Happy birthday, America! It’s hard to believe that our country is 234 years old and still going strong. (Well, sort of.)
This Sunday, thousands of area residents and out-of-towners, too, will descend upon Green Valley Park to enjoy music, food, fellowship and fireworks. By the time the Payson Fire Department sends off the first star candle at 9 p.m., almost every square inch of beautiful Kentucky bluegrass will surely be covered by blankets, lawn chairs and Easy-Ups.
As I customarily do each 4th of July, I will have my music system set up on my front deck, playing patriotic music throughout the day and during the fireworks, as well.
If you are on the lake’s south side, you will most likely hear the patriotic country sounds of Johnny Cash’s “From Sea to Shining Sea,” Loretta Lynn’s “Dear Uncle Sam,” and Merle Haggard’s “Here Comes the Freedom Train.”
At sometime during the day, you may also hear the soulful sound of James Brown’s “Coming to America,” Ray Charles’ heartwarming version of “America the Beautiful” and Bruce Springsteen’s rockin’ “Born in the USA.”
One of my favorite patriotic songs is the 1962 hit, “P.T. 109,” by the late Jimmy Dean, based on the August 1943 sinking of the famous torpedo boat.
The song’s lyrics poignantly describe the World War II conflict on that fateful summer day: “Off the isle of Olasana in the strait beyond Naru, a Japanese destroyer in the night cut the 109 in two. Smoke and fire upon the sea, everywhere they looked was the enemy. The heathen gods of old Japan; yeah, they thought had the best of a mighty good man.”
This week’s music trivia question is: Can you name the “mighty good man” who was the skipper of the PT 109 and saved most of his crew, who later went on to do great deeds for our country?
Was this American “hero” A) Douglas MacArthur B) Dwight D. Eisenhower, C) John F. Kennedy D) George W. Bush?
Be caller number six this week with the right answer and you’ll win a CD of America’s greatest patriotic songs.
Now, let’s check out last week’s music trivia question, which was: Can you name the 1950s-’60s artist who recorded the hits “Chain Gang,” “Shake,” “Twistin’ The Night Away” and the 1957 No. 1 hit, “You Send Me?”
Is this “King of Soul” singer A) Otis Redding, B) Curtis Mayfield, C) Sam Cooke or D) Ron Gibson?
The correct answer was Sam Cooke.
Otis Redding and Curtis Mayfield (of the Impressions) were also top soul singers of that time period. Ron Gibson is the lovable, and soulful, mid-day DJ on KMOG.
Congratulations to last week’s music trivia winner, Delilah Filip, who won a Best of Sam Cooke CD.
A little about Delilah: She was born and raised on the northwest side of Chicago. She and her husband, Ron, attended the same grammar school.

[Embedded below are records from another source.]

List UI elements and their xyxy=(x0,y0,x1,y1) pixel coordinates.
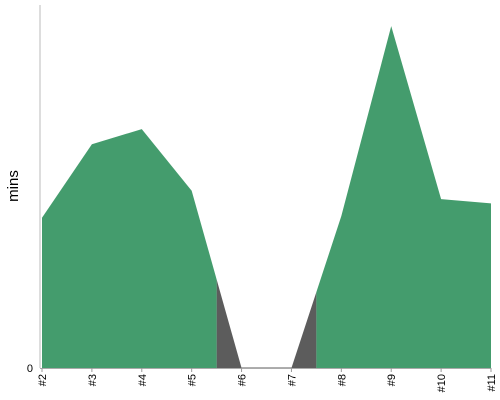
x-tick-label: #3 xyxy=(87,374,99,386)
area-drop-segment xyxy=(291,292,317,368)
x-tick-label: #7 xyxy=(286,374,298,386)
x-tick-label: #8 xyxy=(336,374,348,386)
x-tick-label: #5 xyxy=(187,374,199,386)
area-series xyxy=(316,26,491,369)
plot-area xyxy=(42,26,491,369)
y-axis-ticks: 0 xyxy=(27,363,33,375)
y-tick-label: 0 xyxy=(27,363,33,375)
area-drop-segment xyxy=(216,279,242,368)
x-tick-label: #11 xyxy=(486,374,498,392)
x-axis-ticks: #2 #3 #4 #5 #6 #7 #8 #9 #10 #11 xyxy=(37,368,498,392)
x-tick-label: #10 xyxy=(436,374,448,392)
x-tick-label: #2 xyxy=(37,374,49,386)
x-tick-label: #4 xyxy=(137,374,149,386)
y-axis-title: mins xyxy=(5,170,22,202)
x-tick-label: #6 xyxy=(237,374,249,386)
x-tick-label: #9 xyxy=(386,374,398,386)
area-series xyxy=(42,129,217,368)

Delilah chuckled when she told me about how the two first met. “In a school play, I had the part of Arabella, the dancing doll. Ron later told me that I was the first girl he ever dreamed about.”
After high school, the two bumped into each other at the Exit Lounge in Chicago, went on their first date to see Omar Sharif and Julie Christie in the movie “Dr. Zhivago” and were married a few months later. They have been married for 44 years.

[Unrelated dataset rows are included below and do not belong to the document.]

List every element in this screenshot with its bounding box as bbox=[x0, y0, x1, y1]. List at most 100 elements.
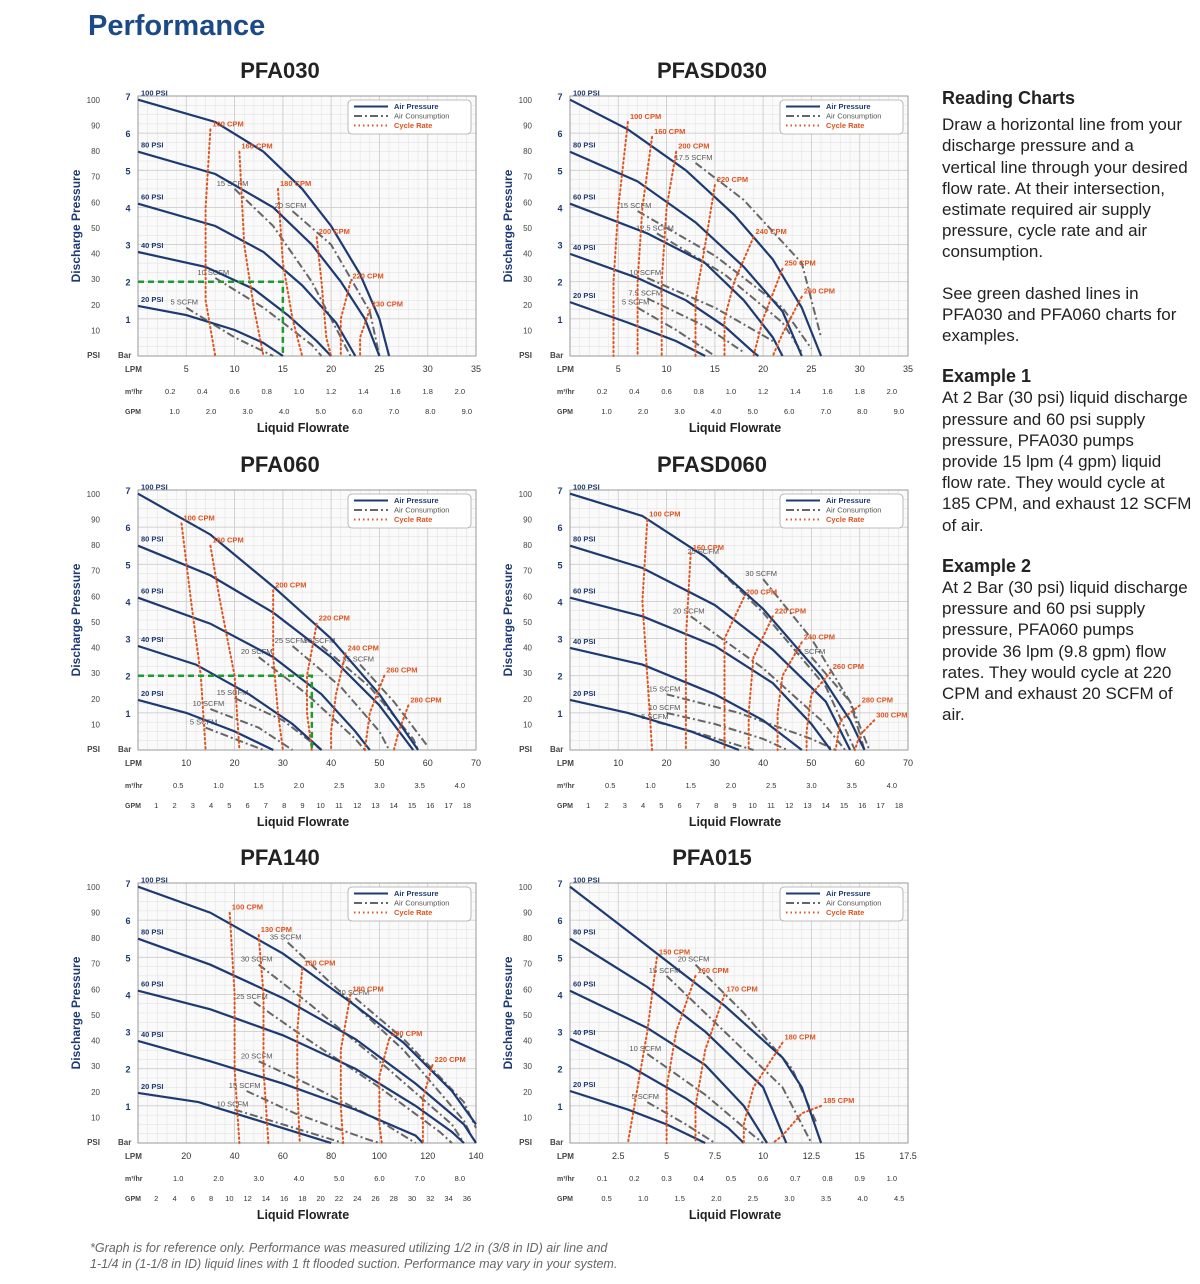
air-consumption-curve bbox=[291, 210, 381, 357]
x-tick-label: 80 bbox=[326, 1151, 336, 1161]
air-consumption-curve bbox=[646, 297, 745, 354]
x-tick-label: 25 bbox=[374, 364, 384, 374]
air-pressure-label: 80 PSI bbox=[141, 928, 164, 937]
bar-unit-label: Bar bbox=[550, 1138, 563, 1147]
x-tick-label: 40 bbox=[326, 758, 336, 768]
cycle-rate-label: 100 CPM bbox=[212, 119, 243, 128]
cycle-rate-curve bbox=[694, 993, 726, 1144]
air-pressure-label: 80 PSI bbox=[573, 141, 596, 150]
gpm-tick-label: 26 bbox=[371, 1194, 379, 1203]
bar-tick-label: 5 bbox=[557, 953, 562, 963]
psi-tick-label: 60 bbox=[523, 198, 532, 207]
bar-tick-label: 3 bbox=[125, 241, 130, 251]
gpm-tick-label: 36 bbox=[463, 1194, 471, 1203]
gpm-tick-label: 2 bbox=[604, 801, 608, 810]
air-pressure-curve bbox=[137, 98, 391, 357]
m3-tick-label: 0.2 bbox=[597, 387, 607, 396]
m3-tick-label: 0.1 bbox=[597, 1174, 607, 1183]
gpm-tick-label: 2.0 bbox=[711, 1194, 721, 1203]
psi-tick-label: 80 bbox=[91, 147, 100, 156]
m3-tick-label: 0.6 bbox=[758, 1174, 768, 1183]
page-title: Performance bbox=[88, 10, 266, 42]
cycle-rate-label: 220 CPM bbox=[435, 1055, 466, 1064]
bar-tick-label: 6 bbox=[557, 916, 562, 926]
air-consumption-label: 10 SCFM bbox=[197, 268, 229, 277]
m3-tick-label: 1.2 bbox=[758, 387, 768, 396]
psi-tick-label: 50 bbox=[523, 618, 532, 627]
gpm-tick-label: 3.0 bbox=[674, 407, 684, 416]
cycle-rate-label: 260 CPM bbox=[804, 287, 835, 296]
air-pressure-curve bbox=[137, 1039, 424, 1144]
air-pressure-curve bbox=[569, 646, 803, 751]
psi-tick-label: 90 bbox=[523, 909, 532, 918]
x-axis-label: Liquid Flowrate bbox=[689, 421, 781, 435]
m3-tick-label: 0.5 bbox=[173, 781, 183, 790]
air-pressure-curve bbox=[137, 596, 371, 751]
m3-tick-label: 0.7 bbox=[790, 1174, 800, 1183]
plot-frame bbox=[137, 95, 477, 357]
psi-tick-label: 70 bbox=[91, 173, 100, 182]
chart-svg: Discharge Pressure 10 20 30 40 50 60 70 80 90 100 1… bbox=[501, 876, 917, 1222]
gpm-tick-label: 2.5 bbox=[748, 1194, 758, 1203]
psi-unit-label: PSI bbox=[87, 1138, 100, 1147]
air-consumption-label: 15 SCFM bbox=[229, 1081, 261, 1090]
x-tick-label: 10 bbox=[758, 1151, 768, 1161]
gpm-tick-label: 13 bbox=[803, 801, 811, 810]
m3-tick-label: 0.4 bbox=[197, 387, 207, 396]
air-consumption-label: 20 SCFM bbox=[678, 955, 710, 964]
example-2: Example 2 At 2 Bar (30 psi) liquid disch… bbox=[942, 556, 1192, 726]
air-consumption-label: 10 SCFM bbox=[217, 1100, 249, 1109]
m3-tick-label: 0.6 bbox=[661, 387, 671, 396]
psi-tick-label: 50 bbox=[91, 1011, 100, 1020]
gpm-tick-label: 22 bbox=[335, 1194, 343, 1203]
reading-note: See green dashed lines in PFA030 and PFA… bbox=[942, 283, 1177, 346]
psi-tick-label: 30 bbox=[523, 669, 532, 678]
x-tick-label: 20 bbox=[326, 364, 336, 374]
gpm-tick-label: 9 bbox=[732, 801, 736, 810]
x-tick-label: 70 bbox=[471, 758, 481, 768]
m3-unit-label: m³/hr bbox=[125, 1176, 143, 1183]
gpm-tick-label: 2.0 bbox=[206, 407, 216, 416]
y-axis-label: Discharge Pressure bbox=[501, 169, 515, 282]
psi-tick-label: 100 bbox=[519, 883, 533, 892]
m3-tick-label: 0.2 bbox=[629, 1174, 639, 1183]
gpm-tick-label: 2 bbox=[154, 1194, 158, 1203]
psi-tick-label: 40 bbox=[91, 250, 100, 259]
psi-tick-label: 100 bbox=[87, 490, 101, 499]
m3-tick-label: 0.4 bbox=[629, 387, 639, 396]
gpm-tick-label: 12 bbox=[243, 1194, 251, 1203]
m3-tick-label: 5.0 bbox=[334, 1174, 344, 1183]
psi-tick-label: 60 bbox=[91, 985, 100, 994]
bar-unit-label: Bar bbox=[118, 745, 131, 754]
gpm-tick-label: 4 bbox=[172, 1194, 176, 1203]
gpm-tick-label: 11 bbox=[767, 801, 775, 810]
air-pressure-curve bbox=[569, 301, 706, 357]
m3-tick-label: 1.0 bbox=[887, 1174, 897, 1183]
air-pressure-curve bbox=[137, 492, 420, 751]
cycle-rate-label: 280 CPM bbox=[862, 695, 893, 704]
gpm-tick-label: 16 bbox=[858, 801, 866, 810]
psi-tick-label: 20 bbox=[523, 695, 532, 704]
cycle-rate-curve bbox=[752, 267, 784, 357]
air-pressure-label: 40 PSI bbox=[573, 1028, 596, 1037]
cycle-rate-label: 260 CPM bbox=[386, 666, 417, 675]
example-2-title: Example 2 bbox=[942, 555, 1032, 576]
psi-tick-label: 50 bbox=[91, 224, 100, 233]
chart-svg: Discharge Pressure 10 20 30 40 50 60 70 80 90 100 1… bbox=[69, 483, 481, 829]
cycle-rate-curve bbox=[771, 1104, 823, 1144]
air-pressure-label: 80 PSI bbox=[573, 928, 596, 937]
cycle-rate-curve bbox=[339, 280, 352, 357]
bar-tick-label: 5 bbox=[125, 560, 130, 570]
air-pressure-curve bbox=[569, 989, 768, 1144]
psi-tick-label: 90 bbox=[91, 909, 100, 918]
air-consumption-label: 15 SCFM bbox=[620, 201, 652, 210]
air-pressure-curve bbox=[137, 202, 357, 357]
air-consumption-label: 17.5 SCFM bbox=[675, 153, 713, 162]
gpm-tick-label: 7 bbox=[696, 801, 700, 810]
legend-label: Cycle Rate bbox=[826, 908, 864, 917]
gpm-tick-label: 1.5 bbox=[675, 1194, 685, 1203]
air-pressure-label: 80 PSI bbox=[573, 535, 596, 544]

Delilah and Ron enjoy splitting their time between their homes in Fountain Hills and Payson. She likes to walk, read and volunteer at the Time Out Shelter. They regularly worship at the Breakfast with the Bible fellowship.
Delilah’s favorite music is classical, Christian and jazz. She particularly likes the music of Mozart, Sandi Patty and Amy Grant.
Lastly, pictures I have just added to my Web site are from the Ken Ronning-Shannon Merkel wedding last Saturday. Ken is from the Chicago area and now works for the Pine-Strawberry Fire Department. Shannon attended Payson High School in the early 2000s and is employed at the Pine Deli.
See you at Green Valley Park on the 4th. And remember, song requests, especially patriotic ones on this day, are more than welcome!